One of the hardest things to conquer is the unknown; this is no different when it comes to personal training. In looking for the best trainer for you, it may not always be the one who has the most Instagram followers, the most certifications, or the one who has been a pro athlete. Often, the best trainers tend to be the neurotic fitness addicts who want to make the people around them become the best they can be.

With that in mind, here are 3 quick tips to look for in finding the right personal trainer:

1) Certification

The first thing to look for in a trainer is that they are nationally certified through a credited association. Some certifying organizations to look for are the CSCS, ACSM, NASM, and ACE, all of which are nationally recognized and require trainers to keep gathering continuing education units. Much like a driver’s license, a training certification will also expire. Every 2-to-4 years, trainers are supposed to get continuing education units toward keeping their certification valid. Most are good with keeping their standards high, but others never do continue to learn and get better. The fitness industry is a fast changing organism, and if your trainer does not stay up on current trends, it will pass them by. Make sure they have continued to learn, and find out if they are currently certified.

2) “Walking the Walk”

The second thing to look for in a trainer is that they practice what they preach. Most trainers “talk the talk,” but do they also “walk the walk”? What I mean by this is simple; if a trainer says that they do something, can they and do they actually do it themselves? Personally, I feel that if I cannot do an exercise, how can I expect a client to perform that exercise?
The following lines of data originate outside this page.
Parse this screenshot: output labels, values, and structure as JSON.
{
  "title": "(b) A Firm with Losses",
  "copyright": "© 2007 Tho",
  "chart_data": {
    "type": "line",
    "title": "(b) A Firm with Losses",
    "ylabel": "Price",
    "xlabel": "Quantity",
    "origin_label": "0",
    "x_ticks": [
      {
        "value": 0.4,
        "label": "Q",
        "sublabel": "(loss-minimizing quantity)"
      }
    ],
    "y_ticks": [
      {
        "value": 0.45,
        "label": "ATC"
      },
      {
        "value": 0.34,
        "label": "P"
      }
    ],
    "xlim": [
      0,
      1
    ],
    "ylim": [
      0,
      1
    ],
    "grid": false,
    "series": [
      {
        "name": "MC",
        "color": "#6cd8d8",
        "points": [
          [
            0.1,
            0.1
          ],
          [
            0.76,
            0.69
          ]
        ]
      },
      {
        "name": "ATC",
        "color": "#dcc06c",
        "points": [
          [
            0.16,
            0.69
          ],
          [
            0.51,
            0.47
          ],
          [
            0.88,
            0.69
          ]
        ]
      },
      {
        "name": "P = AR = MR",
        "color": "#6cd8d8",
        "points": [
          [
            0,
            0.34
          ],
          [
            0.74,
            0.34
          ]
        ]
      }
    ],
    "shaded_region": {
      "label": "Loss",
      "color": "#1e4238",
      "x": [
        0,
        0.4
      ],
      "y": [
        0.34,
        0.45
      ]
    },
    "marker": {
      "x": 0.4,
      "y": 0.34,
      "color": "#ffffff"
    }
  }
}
A golden rule I follow is that safety is paramount; I do not teach something I myself cannot do, or that I do not feel comfortable doing for my client.

3) Goal setting and tracking

The third item to look for in a trainer is whether they keep track of your workouts and goals. I always try to set time to do measurements for a client, although it can be hard to get measurements and goals set when clients are late. I still keep track of the workouts, but I hate taking away from their sessions so that gets pushed back. That said, part of this responsibility falls on you as a client. Ultimately, though, if you have a trainer who doesn’t do these things, they should, or you should ask them to. You have to have a plan in order to succeed, and your trainer is an important part of that plan.

Now that you have these tips, it’s important that you don’t be fooled my flashy sales tactics or the illusion of grandeur. If a trainer withholds info on how to be successful, it may mean they may not be able to help you. The person who has the knowledge, takes you through a step-by-step plan and doesn’t have any fitness secrets is someone to look for, and one I would recommend training with.